In a back alley in a turn-of-the- century neighborhood, amid the ruins of postindustrial Detroit, lies a cultural outpost established by the painter Sherry Hendrick, a former Colab artist and now Motor City resident. Her project, Alley Culture, is set in a refurbished garage that has no formal address and only a wood-burning stove for heat in winter. Its provisional nature as a showcase for art recalls the borrowed exhibition space of Colab's 1980 "Times Square Show," in which Hendrick participated. Her mentor from that period, Judy Rifka, reaffirmed their connection recently with an exhibition at Alley Culture of her "Pet Boy" series that included an installation of multiples and three large-scale drawings (all works 1997).
The "Pet Boy" motif, a cartoonish cat-headed male figure often rendered seminaked, made its first appearance in Rifka's work in the late 1970s. At that time, she adopted a feminist position which led her to appropriate techniques of the male gaze as an art strategy. Here the "Pet Boy" installation comprised dozens of outlined figures in several standardized poses, each mechanically reproduced on 5-by-S-inch card stock, arranged on the wall in floor-to-ceiling rows. The figures were hand-painted in a rainbow of flesh tones as a multicultural array of exotic yet commodified objects of desire.
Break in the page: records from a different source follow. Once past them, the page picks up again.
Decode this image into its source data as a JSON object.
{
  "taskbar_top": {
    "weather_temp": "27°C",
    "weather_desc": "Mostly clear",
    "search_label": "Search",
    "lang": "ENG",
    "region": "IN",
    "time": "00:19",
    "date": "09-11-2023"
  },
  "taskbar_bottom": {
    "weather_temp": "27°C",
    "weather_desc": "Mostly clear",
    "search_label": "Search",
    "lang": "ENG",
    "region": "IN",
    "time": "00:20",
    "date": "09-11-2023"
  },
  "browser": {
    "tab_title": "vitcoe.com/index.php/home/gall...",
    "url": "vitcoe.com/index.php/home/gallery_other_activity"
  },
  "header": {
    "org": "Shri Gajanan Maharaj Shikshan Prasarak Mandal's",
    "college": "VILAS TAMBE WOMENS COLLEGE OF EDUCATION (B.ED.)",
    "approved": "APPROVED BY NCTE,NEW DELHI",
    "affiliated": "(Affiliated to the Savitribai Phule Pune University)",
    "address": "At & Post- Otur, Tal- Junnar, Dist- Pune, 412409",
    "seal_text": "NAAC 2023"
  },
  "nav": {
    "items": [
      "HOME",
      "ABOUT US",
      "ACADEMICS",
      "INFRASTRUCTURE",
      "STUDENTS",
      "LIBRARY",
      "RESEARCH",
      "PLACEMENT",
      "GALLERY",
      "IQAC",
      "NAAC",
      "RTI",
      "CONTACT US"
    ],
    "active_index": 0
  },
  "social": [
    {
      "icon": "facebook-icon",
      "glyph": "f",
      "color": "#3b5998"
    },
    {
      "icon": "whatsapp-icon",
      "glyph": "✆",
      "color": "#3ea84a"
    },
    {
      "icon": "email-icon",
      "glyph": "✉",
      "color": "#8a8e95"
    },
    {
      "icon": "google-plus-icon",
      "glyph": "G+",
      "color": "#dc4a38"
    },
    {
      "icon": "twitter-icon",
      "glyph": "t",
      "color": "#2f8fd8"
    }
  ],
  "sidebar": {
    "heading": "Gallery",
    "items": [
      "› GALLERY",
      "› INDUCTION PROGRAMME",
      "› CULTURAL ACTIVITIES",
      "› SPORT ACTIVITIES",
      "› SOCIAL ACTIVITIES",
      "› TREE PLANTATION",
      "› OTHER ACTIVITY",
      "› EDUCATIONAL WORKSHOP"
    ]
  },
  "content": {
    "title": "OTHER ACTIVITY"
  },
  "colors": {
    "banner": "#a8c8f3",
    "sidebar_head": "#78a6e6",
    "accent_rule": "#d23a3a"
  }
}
A Neo-Classical pattern on the banding of the underwear worn by many of the "Pet Boys" looks to have been derived from a Gianni Versace ad.
The large drawings, each covering an entire wall, were inspired by the late-18th-century Italian artist Domenico Tiepolo, whose works were on view in New York last winter. The drawings were loosely rendered in black and white acrylic on paper, traced from projections of the various "Pet Boy" poses repeated and grouped to refer to specific drawings by Domenico (all ca. 1800). In her drawings, Rifka considers Domenico in relation to the art of his immediate past by rereading his secularly titled images through Christian iconography, as they may have been understood by his contemporary viewers. Thus his drawing Punchinellos Felling a Tree, which depicts figures wrestling with a timber, Rifka recasts as the Raising of the Cross; The Burial of Punchinello, which presents an entombment as other clowns look on, she transforms into the Deposition; and Punchinello Retrieving Dead Fowls from a Well, which shows a figure emerging from a hole in the ground surrounded by other figures, she reconstructs as the Resurrection.
Rifka's attraction to Domenico Tiepolo would seem to acknowledge an affinity between them as cultural producers operating in not dissimilar situations. For Domenico, the compositional tropes of earlier Venetian masters, including his own father, Giambattista Tiepolo, are recycled as images agreeable to a burgeoning irreligious bourgeoisie. In parallel fashion, Rifka reworks the Neo-classical and the Pop, setting all sources in quotations for today's art-world cognoscenti.